Гниль
Шрифт:
А ведь он мог уничтожить их — эта мысль-образ возникла из пустоты, объемная и многогранная. Это было легко. У рабочих были с собой рации, но Маан не сомневался, что они не успеют и подумать о них, не то что воспользоваться. Он просто выскользнет из-под плиты за их спинами, одним рывком подтащит себя ближе и… Желудок или тот орган, что его теперь заменял, тихонько заворочался.
Люди. Теплые. Слабые.
Люди загнали его сюда, трусливые злые люди, объявившие всю планету своей собственностью, жадные люди, свято верящие в то, что являются самыми совершенными и сильными существами во Вселенной, полные ненависти люди, с радостью сжегшие бы его живьем. Маан ощутил, как напрягается горло, отчего ряды зубов выдвигаются из своих кожаных сумок, распрямляются, готовясь испытать приятное чувство погружения во что-то мягкое и податливое.
Сперва того, что справа.
Потом он очнулся, смущенный и растерянный. Недавнее желание казалось отвратительным, животным, мерзким.

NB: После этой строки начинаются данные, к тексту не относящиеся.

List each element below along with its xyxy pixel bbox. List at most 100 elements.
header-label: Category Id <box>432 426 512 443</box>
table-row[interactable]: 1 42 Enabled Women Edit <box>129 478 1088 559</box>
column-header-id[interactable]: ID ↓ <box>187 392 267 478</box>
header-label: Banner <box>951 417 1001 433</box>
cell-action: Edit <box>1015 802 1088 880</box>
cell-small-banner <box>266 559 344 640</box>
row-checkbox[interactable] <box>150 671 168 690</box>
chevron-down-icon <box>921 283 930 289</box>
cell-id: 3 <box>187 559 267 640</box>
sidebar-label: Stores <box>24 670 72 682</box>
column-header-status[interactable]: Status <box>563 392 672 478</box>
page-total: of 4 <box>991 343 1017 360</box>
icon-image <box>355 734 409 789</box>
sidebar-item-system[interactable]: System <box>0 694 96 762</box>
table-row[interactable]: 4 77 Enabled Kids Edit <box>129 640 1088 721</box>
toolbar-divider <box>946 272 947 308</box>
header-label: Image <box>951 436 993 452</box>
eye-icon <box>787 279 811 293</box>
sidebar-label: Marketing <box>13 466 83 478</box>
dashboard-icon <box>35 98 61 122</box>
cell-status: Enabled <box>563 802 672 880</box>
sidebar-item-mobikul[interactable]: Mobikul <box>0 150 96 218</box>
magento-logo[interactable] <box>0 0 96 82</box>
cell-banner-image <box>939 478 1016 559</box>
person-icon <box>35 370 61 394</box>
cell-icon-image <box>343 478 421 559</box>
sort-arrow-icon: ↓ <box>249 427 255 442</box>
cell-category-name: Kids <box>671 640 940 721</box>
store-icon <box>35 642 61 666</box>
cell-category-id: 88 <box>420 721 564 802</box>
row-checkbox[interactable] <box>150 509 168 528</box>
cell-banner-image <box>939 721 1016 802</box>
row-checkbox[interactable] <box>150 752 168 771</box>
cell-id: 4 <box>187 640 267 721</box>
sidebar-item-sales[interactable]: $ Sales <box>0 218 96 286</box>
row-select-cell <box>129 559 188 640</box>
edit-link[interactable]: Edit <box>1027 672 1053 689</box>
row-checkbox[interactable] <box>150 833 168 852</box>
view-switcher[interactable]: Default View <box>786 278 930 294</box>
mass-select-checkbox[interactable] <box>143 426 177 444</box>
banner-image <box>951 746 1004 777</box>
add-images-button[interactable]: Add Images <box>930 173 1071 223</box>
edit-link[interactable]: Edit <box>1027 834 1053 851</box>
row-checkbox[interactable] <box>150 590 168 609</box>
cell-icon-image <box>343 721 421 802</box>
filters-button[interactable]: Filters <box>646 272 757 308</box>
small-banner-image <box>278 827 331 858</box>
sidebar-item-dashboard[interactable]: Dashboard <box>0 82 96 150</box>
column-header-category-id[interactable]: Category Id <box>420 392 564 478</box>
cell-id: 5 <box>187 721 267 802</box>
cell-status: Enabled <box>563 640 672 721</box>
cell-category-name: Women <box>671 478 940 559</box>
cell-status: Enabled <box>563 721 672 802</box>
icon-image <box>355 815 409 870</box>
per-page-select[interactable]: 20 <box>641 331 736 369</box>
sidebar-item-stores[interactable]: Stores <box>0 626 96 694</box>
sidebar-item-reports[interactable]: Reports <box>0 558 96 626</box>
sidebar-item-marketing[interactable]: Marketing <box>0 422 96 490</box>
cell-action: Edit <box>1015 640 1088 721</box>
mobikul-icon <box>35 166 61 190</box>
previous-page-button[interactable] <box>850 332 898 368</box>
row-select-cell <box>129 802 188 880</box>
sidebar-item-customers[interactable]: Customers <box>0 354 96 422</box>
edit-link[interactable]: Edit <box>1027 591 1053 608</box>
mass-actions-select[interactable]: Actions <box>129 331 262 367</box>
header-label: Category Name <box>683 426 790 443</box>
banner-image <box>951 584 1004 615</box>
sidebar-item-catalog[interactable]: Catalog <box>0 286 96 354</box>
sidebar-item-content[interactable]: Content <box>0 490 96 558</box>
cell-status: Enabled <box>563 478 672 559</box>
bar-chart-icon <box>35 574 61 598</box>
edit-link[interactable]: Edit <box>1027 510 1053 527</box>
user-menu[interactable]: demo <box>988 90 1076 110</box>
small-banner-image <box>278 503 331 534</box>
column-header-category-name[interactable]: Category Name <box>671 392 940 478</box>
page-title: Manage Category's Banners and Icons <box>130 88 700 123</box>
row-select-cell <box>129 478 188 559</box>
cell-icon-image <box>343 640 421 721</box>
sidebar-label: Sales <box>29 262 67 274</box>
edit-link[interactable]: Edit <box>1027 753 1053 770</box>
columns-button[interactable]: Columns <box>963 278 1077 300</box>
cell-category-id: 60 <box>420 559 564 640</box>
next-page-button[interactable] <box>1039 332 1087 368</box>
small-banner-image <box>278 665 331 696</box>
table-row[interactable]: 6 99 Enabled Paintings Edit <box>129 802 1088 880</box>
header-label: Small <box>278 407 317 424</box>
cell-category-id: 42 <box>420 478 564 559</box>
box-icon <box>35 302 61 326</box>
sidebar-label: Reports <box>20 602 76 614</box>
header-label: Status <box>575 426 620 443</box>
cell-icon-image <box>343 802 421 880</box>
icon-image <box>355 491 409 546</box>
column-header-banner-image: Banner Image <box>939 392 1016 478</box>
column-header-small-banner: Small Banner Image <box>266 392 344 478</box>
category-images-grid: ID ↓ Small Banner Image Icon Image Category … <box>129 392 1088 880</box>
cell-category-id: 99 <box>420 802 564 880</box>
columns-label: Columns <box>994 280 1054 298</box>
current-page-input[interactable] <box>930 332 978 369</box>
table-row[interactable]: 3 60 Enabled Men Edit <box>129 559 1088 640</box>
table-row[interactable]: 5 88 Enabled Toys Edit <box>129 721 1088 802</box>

«Ты хотел сохранить человеческий разум в животной шкуре, — подумал Маан, испытывая мучительно отвращение к самому себя и ощущая, как укладываются в прежнее положение зубы, — Хотел обмануть саму Гниль, а? До тебя, пожалуй, было много таких хитрецов. Они тоже наверняка твердили себе, что останутся людьми, сохранят разум, пусть даже тело их станет ужасным и уродливым, хотя бы внутренне не обратятся чудовищами. Ты лишь один из тысяч этих наивных бедняг. Нельзя получить когти чудовища, но сохранить разум человека. Гниль требует дани за свои подарки. Посмотри на себя, ты уже наполовину зверь. Не рассуждающий, мыслящий лишь категориями „враги“ и „пища“. Чего ты ожидал от себя дальше?..»
Рабочие закончили свои непонятные манипуляции и ушли, даже не подозревая, что от смерти их отделял десяток метров. И кое-что еще. Маан провожал их взглядом, пока они не скрылись из виду, но даже тогда выждал для верности еще несколько часов, прежде чем продолжил путь. Там, где появляется один человек, может появиться и сотня. Там, где его заметят, через час будет целая армия Кулаков и инспекторов. И тогда ему придется убивать, по-настоящему, изо всех сил, спасая собственную жизнь. Допустим, ему удастся убить человек пять, а при везении — и десять. Но потом его попросту задавят числом. У Контроля есть оружие, много неприятных стальных штуковин, изрыгающих на расстоянии боль и смерть. Как бы он ни был ловок, его зажмут в угол и возьмут в сети. Значит, он должен избегать ситуаций, когда против его силы выступает количество. Избегать человека.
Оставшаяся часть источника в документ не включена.